Well-known for both her strong fiscal and social conservatism, and for her tendency to engage in hyperbolic rhetoric, Bachmann quickly became a prominent and polarizing national political figure. During the hotly contested presidential campaign of 2008, Bachmann declared on national television that Democratic candidate Barack Obama held "anti-American views" and seemed to suggest that such views were widespread among Democrats in Congress and ought to be investigated. "I wish the American media would take a great look," she said, " at the views of people in Congress and find out are they pro-America, or anti-America. I think people would love to see an exposé like that." Liberals and Democrats decried what they saw as an implicit McCarthyism in Bachmann's statements, but her harsh words won her more fervent support on the right. Once Obama took office in 2009, Bachmann became one of his most outspoken opponents in Congress.
2012 GOP Race
In 2010, long since having become a darling of the GOP's conservative base, Bachmann originated the Tea Party Caucus in Congress. While she was passed over that year in her bid for a position in the Republican congressional leadership, she maintained her status as a popular national leader on the American right, and prepared for a potential presidential run in 2012. "I think what this has changed is the grass roots, and what they're looking for. Our phones have been ringing off the hook, our Facebook has been lit up, our donations are pouring in. And people are saying, 'Michele, jump in, we want you to run.'"
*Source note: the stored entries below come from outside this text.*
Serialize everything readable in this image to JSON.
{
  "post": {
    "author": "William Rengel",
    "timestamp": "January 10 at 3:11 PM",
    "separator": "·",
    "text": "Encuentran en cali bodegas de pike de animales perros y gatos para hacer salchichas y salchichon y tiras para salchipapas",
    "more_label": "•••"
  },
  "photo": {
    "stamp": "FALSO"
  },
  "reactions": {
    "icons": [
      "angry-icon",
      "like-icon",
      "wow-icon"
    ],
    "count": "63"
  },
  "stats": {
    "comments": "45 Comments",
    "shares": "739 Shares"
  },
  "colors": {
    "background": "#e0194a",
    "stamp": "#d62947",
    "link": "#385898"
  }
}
In June 2011, Bachmann officially announced her candidacy for the Republican nomination for the presidency in Waterloo, Iowa—the town of her birth, which happens to be located in the crucial early caucus state. Refusing, in the early days of her campaign, to attack friends such as Tim Pawlenty and Sarah Palin among the prospective Republican field, Bachmann focused instead on unseating the incumbent president: "This is really a referendum on Barack Obama," she said. "I'm not comparing myself to any other candidate, other than Barack Obama."
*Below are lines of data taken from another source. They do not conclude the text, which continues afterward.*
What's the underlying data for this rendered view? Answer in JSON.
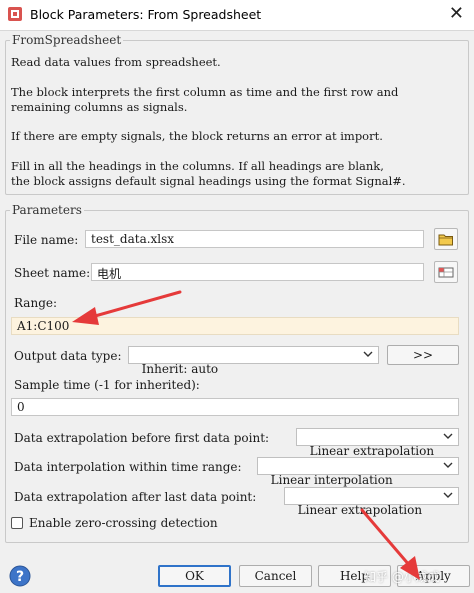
{
  "window": {
    "title": "Block Parameters: From Spreadsheet",
    "close_glyph": "✕"
  },
  "description": {
    "group_title": "FromSpreadsheet",
    "lines": [
      "Read data values from spreadsheet.",
      "The block interprets the first column as time and the first row and",
      "remaining columns as signals.",
      "If there are empty signals, the block returns an error at import.",
      "Fill in all the headings in the columns. If all headings are blank,",
      "the block assigns default signal headings using the format Signal#."
    ]
  },
  "parameters": {
    "group_title": "Parameters",
    "file_name": {
      "label": "File name:",
      "value": "test_data.xlsx",
      "button_icon": "folder-icon"
    },
    "sheet_name": {
      "label": "Sheet name:",
      "value": "电机",
      "button_icon": "spreadsheet-icon"
    },
    "range": {
      "label": "Range:",
      "value": "A1:C100",
      "highlight_color": "#fdf3df"
    },
    "output_data_type": {
      "label": "Output data type:",
      "selected": "Inherit: auto",
      "assistant_button_label": ">>"
    },
    "sample_time": {
      "label": "Sample time (-1 for inherited):",
      "value": "0"
    },
    "extrap_before": {
      "label": "Data extrapolation before first data point:",
      "selected": "Linear extrapolation"
    },
    "interp_within": {
      "label": "Data interpolation within time range:",
      "selected": "Linear interpolation"
    },
    "extrap_after": {
      "label": "Data extrapolation after last data point:",
      "selected": "Linear extrapolation"
    },
    "zero_crossing": {
      "label": "Enable zero-crossing detection",
      "checked": false
    }
  },
  "buttons": {
    "help_icon": "help-icon",
    "ok": "OK",
    "cancel": "Cancel",
    "help": "Help",
    "apply": "Apply"
  },
  "annotations": {
    "arrow_color": "#e53a3a",
    "watermark": "知乎 @小成成"
  }
}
Bachmann ended up losing the 2012 presidential bid and in the immediate months after, found herself in a politically vulnerable position. In November, she was able to keep her Minnesota congressional seat but only by a very narrow victory against Democrat Jim Graves.
In May 2013, Bachmann announced that she "will not seek a fifth Congressional term" in a video on her website. "Different than some, I've never considered holding public office to be an occupation," she said. Bachmann has pledged to continue to work hard to advance her "Constitutional Conservative" ideals in her remaining time in office. She also claimed that her decision had nothing to Jim Graves's decision to run again in 2014 and the complaints filed against her presidential campaign with the Federal Election Commission earlier in the year.
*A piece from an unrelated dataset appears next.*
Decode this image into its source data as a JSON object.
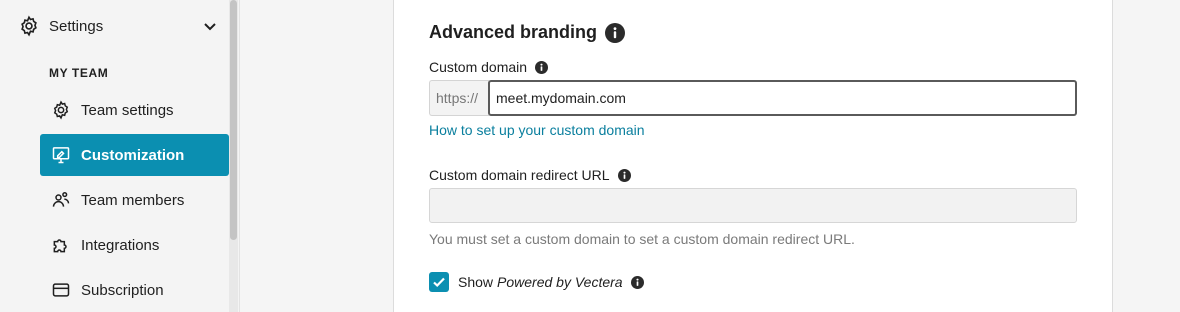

Bachmann continued to serve as a prominent conservative voice after leaving office in early 2015, unabashedly expressing her views to more than 250,000 followers on Twitter.
In late December 2017, with Minnesota Senator Al Franken days away from formally resigning over sexual harassment allegations, Bachmann told televangelist Jim Bakker that she was considering running for the seat in the November 2018 special election.
Noting she felt it was important to bring her "biblical principles" to the Senate, Bachmann also revealed her ambivalence toward returning to a high-profile public position. "The question is should it be me? Should it be now? But there's also a price you pay," she said. "And the price is bigger than ever because the swamp is so toxic."